LERN is most needed on the North Shore, where post-Katrina population surges have hit emergency rooms especially hard, says Dr. Jay Smith, emergency services medical director for North Oaks Medical Center in Hammond and chairman of LERN’s Region 9, which includes the North Shore.
“Not only do we have more people, but the population is getting older and older,” Smith says. “Elderly people have more chronic medical conditions and acute needs for emergency care, so they take up more space for a longer period of time and require more resources. “
North Oaks’ emergency room was built a decade ago to handle 40,000 patients a year. It hit 60,000 before Katrina and is now seeing 73,000 patients annually.
St. Tammany Parish Hospital’s emergency department averaged 50 patients a day in 2003 compared with 100 a day in 2008. In 2005, its ER treated 29,000 patients compared with 34,000 last year.
A planned $200 million expansion would have created additional room for emergency care at North Oaks, but the recession put those plans on indefinite hold.
To help alleviate the strain on their ERs, both hospitals added physicians and nurses to move patients through the system quicker and instituted a point-of-care testing system where common types of lab work are done bedside instead of waiting until the doctor sees the patient.
North Oaks also created an eight-bed holding unit to free up additional space and expanded the hours of its walk-in clinic so nonurgent patients don’t have to rely on the emergency room.
St. Tammany Parish Hospital added a six-bed minor care unit to handle people with less severe injuries.
While those improvements helped, officials say they could not alone solve the problem of increased demand and limited capacity.
That’s where the LERN system comes in.
Before its implementation, paramedics would transport critical care patients to the nearest hospital. The problem on the North Shore is that services such as orthopedic, neurological and general surgery are not available at all times, says Wade Fournier, the nurse manager for emergency services at St. Tammany Parish Hospital.
If a patient involved in a car accident fractures his femur, it wouldn’t do any good to take him to the nearest hospital if that hospital doesn’t have an orthopedic surgeon available, Fournier says.
But with the LERN system, paramedics can call in and get real-time information on what services are immediately available at hospitals in a specific region.

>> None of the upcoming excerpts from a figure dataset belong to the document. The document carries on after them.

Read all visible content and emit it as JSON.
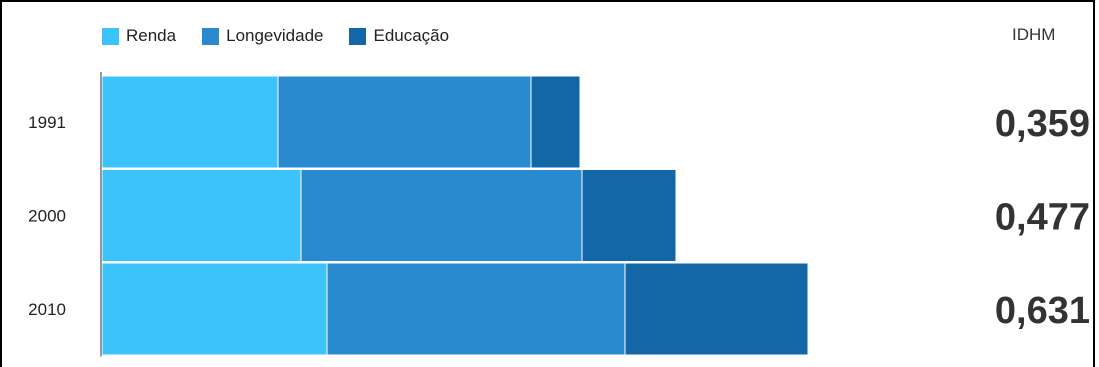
{
  "chart_data": {
    "type": "bar",
    "stacked": true,
    "orientation": "horizontal",
    "categories": [
      "1991",
      "2000",
      "2010"
    ],
    "series": [
      {
        "name": "Renda",
        "color": "#3cc3fc",
        "values": [
          0.176,
          0.199,
          0.225
        ]
      },
      {
        "name": "Longevidade",
        "color": "#2a8ad0",
        "values": [
          0.253,
          0.281,
          0.298
        ]
      },
      {
        "name": "Educação",
        "color": "#1467a7",
        "values": [
          0.049,
          0.094,
          0.183
        ]
      }
    ],
    "idhm_header": "IDHM",
    "idhm_values": [
      "0,359",
      "0,477",
      "0,631"
    ],
    "xlim": [
      0,
      1
    ],
    "grid": false,
    "legend_position": "top-left"
  }
}
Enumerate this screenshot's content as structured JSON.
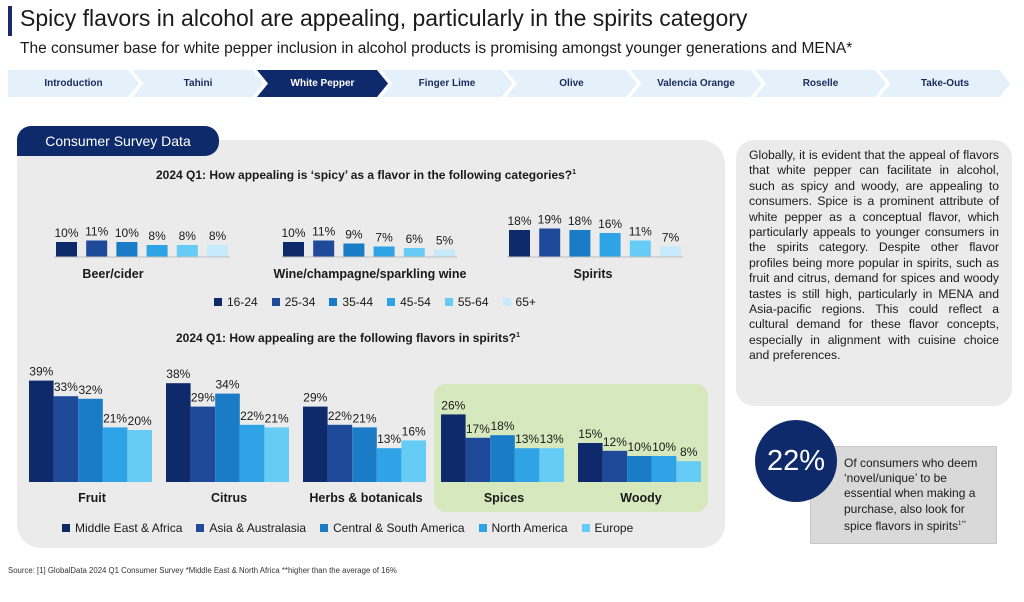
{
  "header": {
    "title": "Spicy flavors in alcohol are appealing, particularly in the spirits category",
    "subtitle": "The consumer base for white pepper inclusion in alcohol products is promising amongst younger generations and MENA*"
  },
  "nav": {
    "tabs": [
      {
        "label": "Introduction",
        "active": false
      },
      {
        "label": "Tahini",
        "active": false
      },
      {
        "label": "White Pepper",
        "active": true
      },
      {
        "label": "Finger Lime",
        "active": false
      },
      {
        "label": "Olive",
        "active": false
      },
      {
        "label": "Valencia Orange",
        "active": false
      },
      {
        "label": "Roselle",
        "active": false
      },
      {
        "label": "Take-Outs",
        "active": false
      }
    ]
  },
  "survey": {
    "tab_label": "Consumer Survey Data",
    "q1_title": "2024 Q1: How appealing is ‘spicy’ as a flavor in the following categories?",
    "q1_sup": "1",
    "q2_title": "2024 Q1: How appealing are the following flavors in spirits?",
    "q2_sup": "1"
  },
  "colors": {
    "c1": "#0f2a6b",
    "c2": "#1f4a9a",
    "c3": "#1a7cc6",
    "c4": "#2ea3e6",
    "c5": "#66ccf5",
    "c6": "#c6e9fb",
    "accent": "#0f2a6b",
    "green_panel": "#d6e8bd"
  },
  "chart_data": [
    {
      "type": "bar",
      "title": "2024 Q1: How appealing is ‘spicy’ as a flavor in the following categories?",
      "categories": [
        "Beer/cider",
        "Wine/champagne/sparkling wine",
        "Spirits"
      ],
      "series": [
        {
          "name": "16-24",
          "values": [
            10,
            10,
            18
          ]
        },
        {
          "name": "25-34",
          "values": [
            11,
            11,
            19
          ]
        },
        {
          "name": "35-44",
          "values": [
            10,
            9,
            18
          ]
        },
        {
          "name": "45-54",
          "values": [
            8,
            7,
            16
          ]
        },
        {
          "name": "55-64",
          "values": [
            8,
            6,
            11
          ]
        },
        {
          "name": "65+",
          "values": [
            8,
            5,
            7
          ]
        }
      ],
      "unit": "%",
      "ylim": [
        0,
        25
      ]
    },
    {
      "type": "bar",
      "title": "2024 Q1: How appealing are the following flavors in spirits?",
      "categories": [
        "Fruit",
        "Citrus",
        "Herbs & botanicals",
        "Spices",
        "Woody"
      ],
      "highlight": [
        "Spices",
        "Woody"
      ],
      "series": [
        {
          "name": "Middle East & Africa",
          "values": [
            39,
            38,
            29,
            26,
            15
          ]
        },
        {
          "name": "Asia & Australasia",
          "values": [
            33,
            29,
            22,
            17,
            12
          ]
        },
        {
          "name": "Central & South America",
          "values": [
            32,
            34,
            21,
            18,
            10
          ]
        },
        {
          "name": "North America",
          "values": [
            21,
            22,
            13,
            13,
            10
          ]
        },
        {
          "name": "Europe",
          "values": [
            20,
            21,
            16,
            13,
            8
          ]
        }
      ],
      "unit": "%",
      "ylim": [
        0,
        40
      ]
    }
  ],
  "insight": {
    "text": "Globally, it is evident that the appeal of flavors that white pepper can facilitate in alcohol, such as spicy and woody, are appealing to consumers. Spice is a prominent attribute of white pepper as a conceptual flavor, which particularly appeals to younger consumers in the spirits category. Despite other flavor profiles being more popular in spirits, such as fruit and citrus, demand for spices and woody tastes is still high, particularly in MENA and Asia-pacific regions. This could reflect a cultural demand for these flavor concepts, especially in alignment with cuisine choice and preferences."
  },
  "stat": {
    "value": "22%",
    "text": "Of consumers who deem ‘novel/unique’ to be essential when making a purchase, also look for spice flavors in spirits",
    "sup": "1**"
  },
  "footer": {
    "source": "Source: [1] GlobalData 2024 Q1 Consumer Survey  *Middle East & North Africa **higher than the average of 16%"
  }
}
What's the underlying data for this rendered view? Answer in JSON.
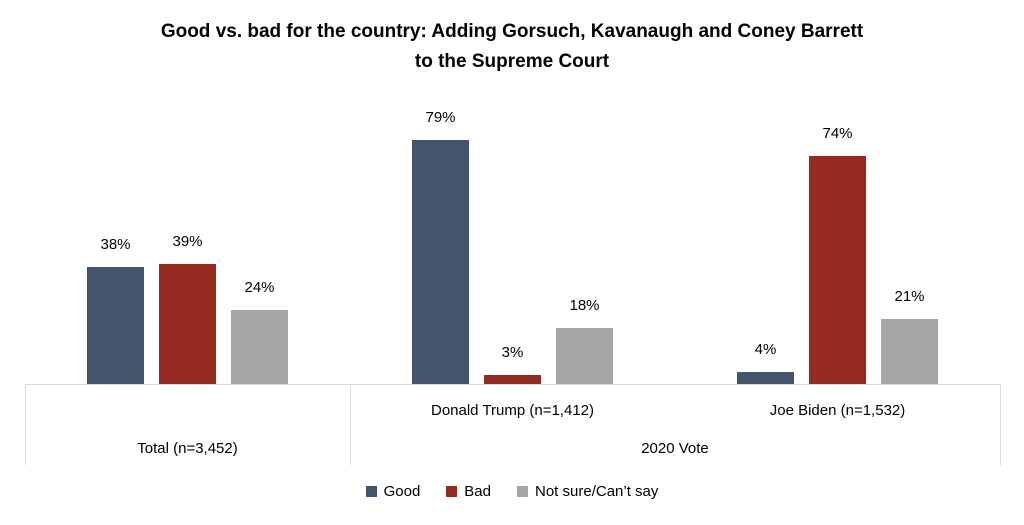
{
  "title": {
    "line1": "Good vs. bad for the country: Adding Gorsuch, Kavanaugh and Coney Barrett",
    "line2": "to the Supreme Court"
  },
  "chart_data": {
    "type": "bar",
    "title": "Good vs. bad for the country: Adding Gorsuch, Kavanaugh and Coney Barrett to the Supreme Court",
    "categories": [
      "Total (n=3,452)",
      "Donald Trump (n=1,412)",
      "Joe Biden (n=1,532)"
    ],
    "category_axis_levels": {
      "level1": [
        "",
        "Donald Trump (n=1,412)",
        "Joe Biden (n=1,532)"
      ],
      "level2": [
        {
          "label": "Total (n=3,452)",
          "groups": [
            0
          ]
        },
        {
          "label": "2020 Vote",
          "groups": [
            1,
            2
          ]
        }
      ]
    },
    "series": [
      {
        "name": "Good",
        "color": "#44546A",
        "values": [
          38,
          79,
          4
        ]
      },
      {
        "name": "Bad",
        "color": "#962B22",
        "values": [
          39,
          3,
          74
        ]
      },
      {
        "name": "Not sure/Can’t say",
        "color": "#A6A6A6",
        "values": [
          24,
          18,
          21
        ]
      }
    ],
    "value_suffix": "%",
    "ylim": [
      0,
      100
    ],
    "grid": false,
    "y_axis_visible": false,
    "data_labels": "outside-end",
    "legend_position": "bottom"
  },
  "axis": {
    "line_color": "#D9D9D9"
  }
}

“It may not be the closest hospital, but it will have the needed specialty,” Smith says. “You don’t want patients going to hospitals where they don’t have the capability of treating them. If that happens, you have to go through the long laborious process of transferring the patient somewhere else. The goal is to get them to the most appropriate place as fast as possible without delays. “
LERN divides Louisiana into nine regions, and each region has a computer system that tracks what services are available at each hospital. Region 9 includes St. Tammany, Tangipahoa, Washington and St. Helena parishes.
In Lacombe, the Louisiana Medical Center and Heart Hospital recently underwent a $40 million expansion that increased its emergency room capacity from 10 to 20 beds, making it the largest emergency room on the North Shore.
Before the LERN system, paramedics who picked up a patient near Hammond would have instinctively taken him to the nearest hospital, North Oaks, even though it didn’t have the needed specialist on hand, says Heart Hospital spokeswoman Ann Barks. Now they can make an informed decision on where to transport the patient using LERN even if it means driving several miles farther to Lacombe.
“People in Slidell and Covington are used to going to the closest hospital in an emergency,” Barks says. “But if they go to those, they may wait longer to get care than if they drove a little further to the middle of the parish.”